Mi scrive la signora Sussy Errera, archeologa e scrittrice che ha girato il mondo per approdare infine a Lugano:

Caro signor De Maria, lei mi domanda dei Mialoghi.  (…) Sino ad ora sono arrivata a pagina 158 del mio computer, ma non so quando e se metterò la parola fine. Forse il Gatto si concluderà automaticamente, il giorno che non sarò più in grado di dettare, non so se per stanchezza o per fine naturale. Fin’ora, però la voglia non mi manca e ogni tanto riverso in queste pagine le idee più o meno sensate che nascono nella mia testa.


Carla con Wh


Ho un gatto! L’ho molto desiderato, ma, sino ad ora almeno, un gatto sembrava rappresentare un problema insormontabile. Vivendo sola e non volendo rinunciare a viaggiare, cosa fare dell’animale? Non si può lasciarlo solo in appartamento, affidandolo a qualcuno, (ma a chi?) e non mi vedo frequentare un corso in qualche università spagnola accompagnata dal micio.

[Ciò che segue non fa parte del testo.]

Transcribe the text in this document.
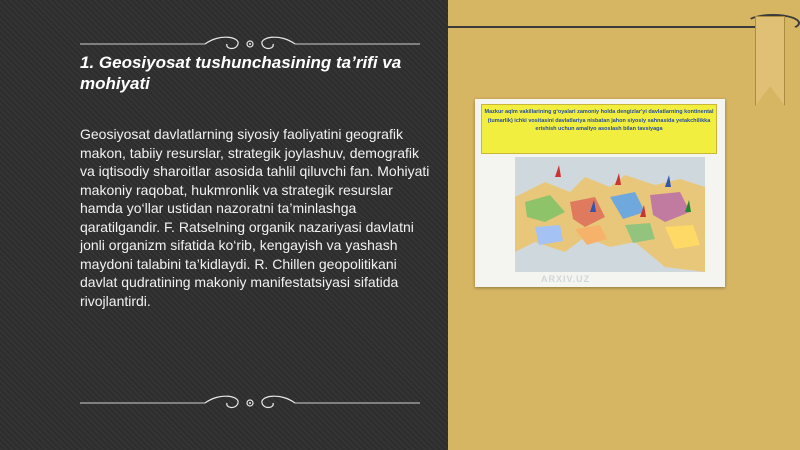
1. Geosiyosat tushunchasining ta’rifi va mohiyati
Geosiyosat davlatlarning siyosiy faoliyatini geografik makon, tabiiy resurslar, strategik joylashuv, demografik va iqtisodiy sharoitlar asosida tahlil qiluvchi fan. Mohiyati makoniy raqobat, hukmronlik va strategik resurslar hamda yo‘llar ustidan nazoratni ta’minlashga qaratilgandir. F. Ratselning organik nazariyasi davlatni jonli organizm sifatida ko‘rib, kengayish va yashash maydoni talabini ta’kidlaydi. R. Chillen geopolitikani davlat qudratining makoniy manifestatsiyasi sifatida rivojlantirdi.
Mazkur aqlm vakillarining g‘oyalari zamoniy holda dengizlar'yi davlatlarning kontinental (tumarlik) ichki vositasini davlatlariya nisbatan jahon siyosiy sahnasida yetakchilikka erishish uchun amaliyo asoslash bilan tavsiyaga
ARXIV.UZ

Il problema l’ha risolto Debbie, mia nuora, regalandomi un gatto compatibile con il mio problema. Si tratta di un magnifico soriano tigrato, di un caldo colore marrone, dagli occhi dolcissimi e uno sguardo vagamente ironico. Se ne sta sul mio letto, su un cuscino, il tutto tessuto a gobelin. Certo, se ne sta immobile, non fa le fusa, ma sempre gatto è. E mi fa compagnia.

Confesso che discorro con lui, e il suo sguardo un poco dubitativo sembra rispondermi a tono. Lo saluto al mattino (trascorre la notte sulla poltroncina accanto al letto), quando esco, e naturalmente rientrando. Lui è paziente, ascolta. Ancora non ha nome, per ora è solo “Gatto”. Ma non è mancanza di riguardo, la mia. “The naming of cats is a difficult matter” dice persino quell’eminente gattologo che è T.S. Eliott (cito a memoria). Il nome deve nascere spontaneo, come è avvenuto in passato con altri miei gatti (veri, questi), come Il Magnano (che era una gatta), o Brancaleone, i due che più di ogni altro felino hanno riempito la mia vita.

A volte mi chiedo se parlare col gatto non sia una forma di senilità, come tanti vecchi che incontro per strada che parlano da soli. Io almeno parlo col gatto, ma forse è soltanto una scusa per sentire qualcuno vicino. E sì che di vivere sola l’ho scelto io, e tuttora ne sono contenta. Quel minimo di solitudine, temperata dalla sollecitudine dei miei figlioli, dalle telefonate e incontri di amici, mi è molto gradita.